May 15, 2008Not too long ago, I lived and breathed work. Demarcating between home and the office was difficult. I was a slave to my MSN and my cellphones. The lowest I sunk to was logging onto MSN at 11:00 in the evening so I could answer some non-Filipino’s work-related queries. No, wait, that wasn’t the worst. The worst was when when I returned to Cebu for a day, in the middle of my Christmas vacation, just so I could trawl through my PC for files to send to Korea. Turned out, I had already bundled those files off for the bosses months back. There was completely no need for me to be physically in Cebu had I been informed which files were needed, for whom, and why.
But I digress. The point I’m making here is that while work still has the nasty tendency to spill onto personal hours, I’ve become better at figuring out which lines to draw and where.
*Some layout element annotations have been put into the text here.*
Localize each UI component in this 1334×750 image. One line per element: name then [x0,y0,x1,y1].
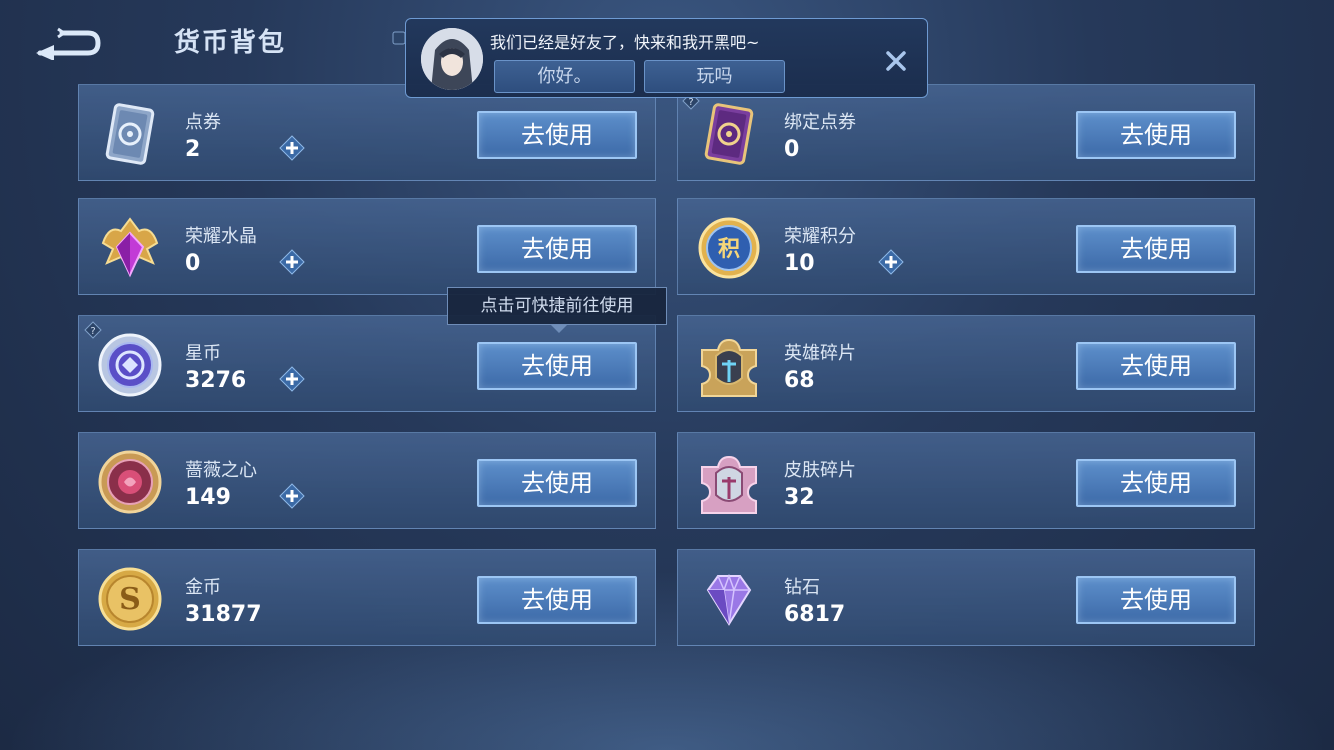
glory-crystal-icon [95,213,165,283]
plus-icon [279,366,305,392]
plus-icon [279,249,305,275]
currency-card-coupon: 点券 2 去使用 [78,84,656,181]
currency-name: 钻石 [784,577,820,598]
currency-card-rose-heart: 蔷薇之心 149 去使用 [78,432,656,529]
tooltip-arrow [550,324,568,333]
popup-close-button[interactable] [884,49,908,73]
skin-fragment-icon [694,447,764,517]
currency-card-hero-fragment: 英雄碎片 68 去使用 [677,315,1255,412]
currency-card-bound-coupon: 绑定点券 0 去使用 [677,84,1255,181]
currency-card-gold-coin: S 金币 31877 去使用 [78,549,656,646]
currency-name: 蔷薇之心 [185,460,257,481]
use-button[interactable]: 去使用 [1076,111,1236,159]
currency-card-glory-crystal: 荣耀水晶 0 去使用 [78,198,656,295]
close-icon [886,51,906,71]
use-button[interactable]: 去使用 [1076,576,1236,624]
avatar[interactable] [421,28,483,90]
currency-card-skin-fragment: 皮肤碎片 32 去使用 [677,432,1255,529]
currency-count: 0 [185,251,201,276]
svg-text:?: ? [90,326,95,337]
use-button[interactable]: 去使用 [477,225,637,273]
bound-coupon-ticket-icon [694,99,764,169]
quick-reply-hello-button[interactable]: 你好。 [494,60,635,93]
currency-name: 荣耀积分 [784,226,856,247]
add-star-coin-button[interactable] [279,366,305,392]
currency-card-diamond: 钻石 6817 去使用 [677,549,1255,646]
use-button[interactable]: 去使用 [477,111,637,159]
currency-name: 金币 [185,577,221,598]
use-button[interactable]: 去使用 [1076,342,1236,390]
coupon-ticket-icon [95,99,165,169]
glory-points-icon: 积 [694,213,764,283]
currency-name: 绑定点券 [784,112,856,133]
add-glory-crystal-button[interactable] [279,249,305,275]
plus-icon [878,249,904,275]
page-title: 货币背包 [174,28,287,58]
currency-card-glory-points: 积 荣耀积分 10 去使用 [677,198,1255,295]
plus-icon [279,483,305,509]
star-coin-icon [95,330,165,400]
friend-avatar-icon [421,28,483,90]
currency-name: 皮肤碎片 [784,460,856,481]
add-glory-points-button[interactable] [878,249,904,275]
diamond-icon [694,564,764,634]
currency-count: 32 [784,485,815,510]
currency-name: 点券 [185,112,221,133]
friend-notification-popup: 我们已经是好友了，快来和我开黑吧~ 你好。 玩吗 [405,18,928,98]
rose-heart-icon [95,447,165,517]
back-arrow-icon [36,27,101,61]
use-button[interactable]: 去使用 [477,342,637,390]
svg-text:积: 积 [718,237,740,262]
help-question-icon[interactable]: ? [84,321,102,339]
quick-use-tooltip: 点击可快捷前往使用 [447,287,667,325]
currency-count: 3276 [185,368,247,393]
svg-text:?: ? [688,97,693,108]
add-rose-heart-button[interactable] [279,483,305,509]
currency-name: 英雄碎片 [784,343,856,364]
svg-text:S: S [119,582,141,617]
use-button[interactable]: 去使用 [477,576,637,624]
use-button[interactable]: 去使用 [1076,225,1236,273]
quick-reply-play-button[interactable]: 玩吗 [644,60,785,93]
currency-count: 68 [784,368,815,393]
back-button[interactable] [32,26,104,61]
currency-name: 星币 [185,343,221,364]
hero-fragment-icon [694,330,764,400]
use-button[interactable]: 去使用 [477,459,637,507]
add-coupon-button[interactable] [279,135,305,161]
currency-count: 10 [784,251,815,276]
popup-message: 我们已经是好友了，快来和我开黑吧~ [490,33,760,52]
currency-name: 荣耀水晶 [185,226,257,247]
use-button[interactable]: 去使用 [1076,459,1236,507]
currency-count: 149 [185,485,231,510]
plus-icon [279,135,305,161]
currency-count: 31877 [185,602,262,627]
currency-card-star-coin: 星币 3276 去使用 [78,315,656,412]
currency-count: 0 [784,137,800,162]
currency-count: 6817 [784,602,846,627]
currency-count: 2 [185,137,201,162]
gold-coin-icon: S [95,564,165,634]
I turn my mobile phones off after work and on weekends, for example, and I’ve learned to say no to weekend meetings - most of the time, anyway.
Yesterday, I filed for sick leave. I wasn’t really sick sick, but I was feeling sleepy, queasy, and nauseous. So, I went home by 2pm. Imagine my surprise when this nasty old hag demanded for my landline from the secretary, despite being told that I was on sick leave, so she could phone me later that night and talk shop. When the secretary refused, she slammed the phone down. How rude, but how oh so typical of her! I told the secretary to tell her I only entertain work-related calls at home in especially mitigating circumstances - when the office is on fire, for example, or when some freak electrical charge fries all of our PCs. In the meantime, whatever she needs me for can wait until I’m in the office the next day.
This woman, who’s probably as old as Methusalah by the way, has a PhD in education. Wherever she got it, that institution sure didn’t teach her manners and communication skills. She calls new acquaintances "day" if they’re female and "dong" if they’re male. Sometimes, she remembers to call me "ma’am" but she has a special way of saying it that makes the skin crawl.
I wonder if some old people are rude because they’ve always been that way or because they think age gives them special license to act like their undies are on fire 24/7.